The USB-C ports, I am occasionally forced to admit, are somewhat confusing. Different standards, different loading speeds, different data and video resources, proprietary labels like Thunderbolt, all on top of identical looking plugs – it can be a lot.

But one thing that the USB-C ports had in its favor was a solution to one of the biggest annoyances of the USB-A – it is no longer possible to insert a USB cable in the “wrong” way, thanks to the symmetrical design of the plugs.

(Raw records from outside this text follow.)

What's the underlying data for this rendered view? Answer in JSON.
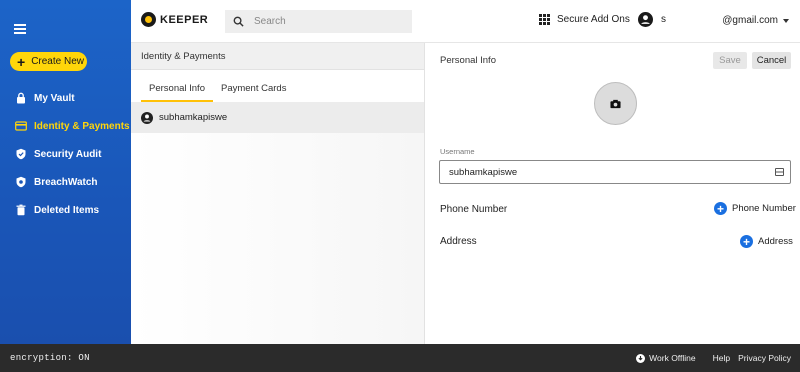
{
  "sidebar": {
    "create_label": "Create New",
    "items": [
      {
        "label": "My Vault",
        "icon": "lock-icon"
      },
      {
        "label": "Identity & Payments",
        "icon": "card-icon",
        "active": true
      },
      {
        "label": "Security Audit",
        "icon": "shield-icon"
      },
      {
        "label": "BreachWatch",
        "icon": "breachwatch-shield-icon"
      },
      {
        "label": "Deleted Items",
        "icon": "trash-icon"
      }
    ],
    "accent_color": "#ffd60a",
    "background_color": "#1a56b8"
  },
  "header": {
    "logo_text": "KEEPER",
    "search_placeholder": "Search",
    "addons_label": "Secure Add Ons",
    "user_initial": "s",
    "email": "@gmail.com"
  },
  "middle": {
    "title": "Identity & Payments",
    "tabs": [
      {
        "label": "Personal Info",
        "active": true
      },
      {
        "label": "Payment Cards",
        "active": false
      }
    ],
    "rows": [
      {
        "label": "subhamkapiswe"
      }
    ]
  },
  "detail": {
    "section_title": "Personal Info",
    "save_label": "Save",
    "cancel_label": "Cancel",
    "username_label": "Username",
    "username_value": "subhamkapiswe",
    "phone_label": "Phone Number",
    "phone_add_label": "Phone Number",
    "address_label": "Address",
    "address_add_label": "Address",
    "add_icon_color": "#1a6fe0"
  },
  "footer": {
    "encryption": "encryption: ON",
    "work_offline": "Work Offline",
    "help": "Help",
    "privacy": "Privacy Policy"
  }
}
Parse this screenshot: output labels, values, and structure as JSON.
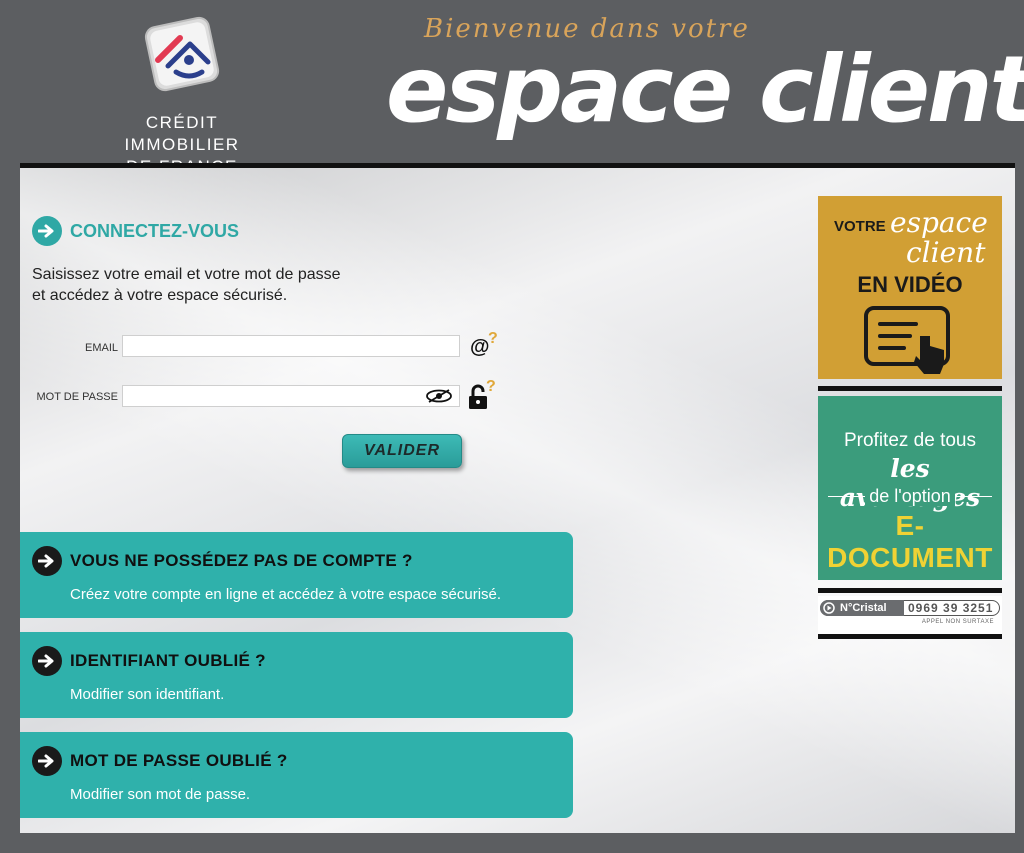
{
  "brand": {
    "logo_line1": "CRÉDIT IMMOBILIER",
    "logo_line2": "DE FRANCE",
    "welcome_small": "Bienvenue dans votre",
    "welcome_big": "espace client",
    "colors": {
      "teal": "#2fa8a5",
      "header": "#5c5e61",
      "gold": "#d19f34",
      "green": "#3b9c7c"
    }
  },
  "login": {
    "title": "CONNECTEZ-VOUS",
    "intro_line1": "Saisissez votre email et votre mot de passe",
    "intro_line2": "et accédez à votre espace sécurisé.",
    "email_label": "EMAIL",
    "email_value": "",
    "email_placeholder": "",
    "email_help_icon": "at-question-icon",
    "password_label": "MOT DE PASSE",
    "password_value": "",
    "password_placeholder": "",
    "password_help_icon": "lock-question-icon",
    "submit_label": "VALIDER"
  },
  "cards": [
    {
      "title": "VOUS NE POSSÉDEZ PAS DE COMPTE ?",
      "subtitle": "Créez votre compte en ligne et accédez à votre espace sécurisé."
    },
    {
      "title": "IDENTIFIANT OUBLIÉ ?",
      "subtitle": "Modifier son identifiant."
    },
    {
      "title": "MOT DE PASSE OUBLIÉ ?",
      "subtitle": "Modifier son mot de passe."
    }
  ],
  "sidebar": {
    "video_votre": "VOTRE",
    "video_espace": "espace",
    "video_client": "client",
    "video_en_video": "EN VIDÉO",
    "doc_line1": "Profitez de tous",
    "doc_line2": "les avantages",
    "doc_line3": "de l'option",
    "doc_line4": "E-DOCUMENT",
    "cristal_label": "N°Cristal",
    "cristal_number": "0969 39 3251",
    "cristal_note": "APPEL NON SURTAXE"
  }
}
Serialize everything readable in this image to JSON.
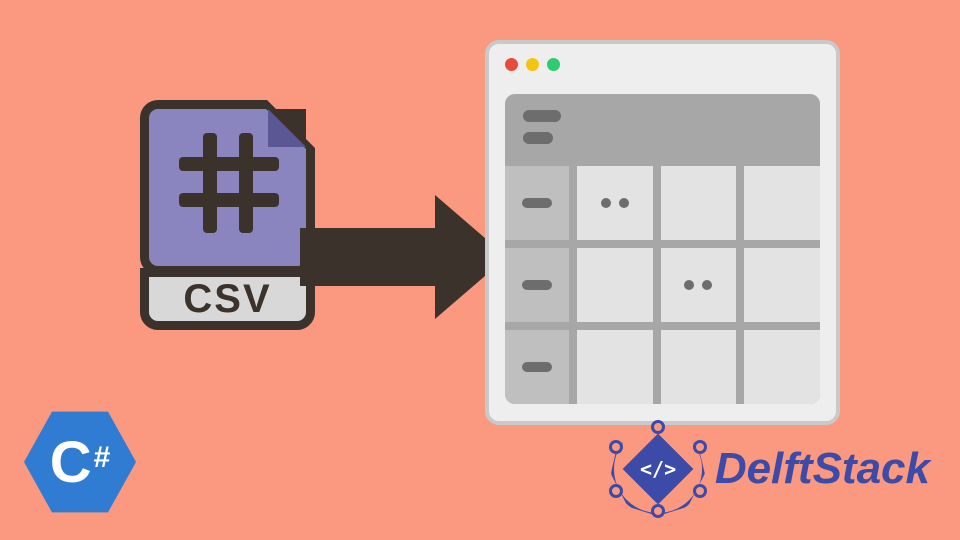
{
  "csv_icon": {
    "label": "CSV",
    "symbol": "hash"
  },
  "arrow": {
    "direction": "right"
  },
  "window": {
    "traffic_lights": [
      "red",
      "yellow",
      "green"
    ],
    "type": "spreadsheet",
    "rows": 3,
    "cols": 3
  },
  "csharp_logo": {
    "letter": "C",
    "sharp": "#"
  },
  "brand": {
    "name": "DelftStack",
    "badge_text": "</>"
  },
  "colors": {
    "background": "#fa9880",
    "csv_fill": "#8a85bf",
    "arrow": "#3b332b",
    "csharp": "#2f7cd2",
    "brand": "#3c4aa8"
  }
}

Or at least was, until mechanical engineer Pim de Groot came along with a USB-C device from hell, which does behaves differently depending on the direction of the USB-C plug. And I hate it so much.

The device itself is quite simple: when the USB-C cable is connected in one way, a green LED lights up at the top of the device. Plug it backwards and the bottom LED will light green, a malevolent horror that shines in a sea of ​​black silicon.

What supernatural science gave rise to this horror? Well, as Groot explains, USB-C plugs are not fully symmetrical – there is a set of contacts that are only used when connecting plugs like a USB 2.0 device that can only be found on one side of the plug. And when you plug in a plug to use in a USB 2.0 configuration, you can apparently take advantage of that to create the damn de Groot device above, which uses a pair of microcontrollers that light each one up only when they detect these contacts. (USB-C 3.0 connections are apparently immune to the trick, thankfully.)

Look at the abyss.
Photograph: Pim de Groot (@mifune) / Twitter

Unfortunately, instead of seeing the monstrosity recorded in secrecy by Groot as a cautionary tale, some developers are looking to take things even further intentionally trying to build a USB-C cable this requires a “superposition” maneuver to constantly disconnect and reconnect in different orientations before it works successfully. For all the good in this word, we can only hope that these efforts will not bear fruit.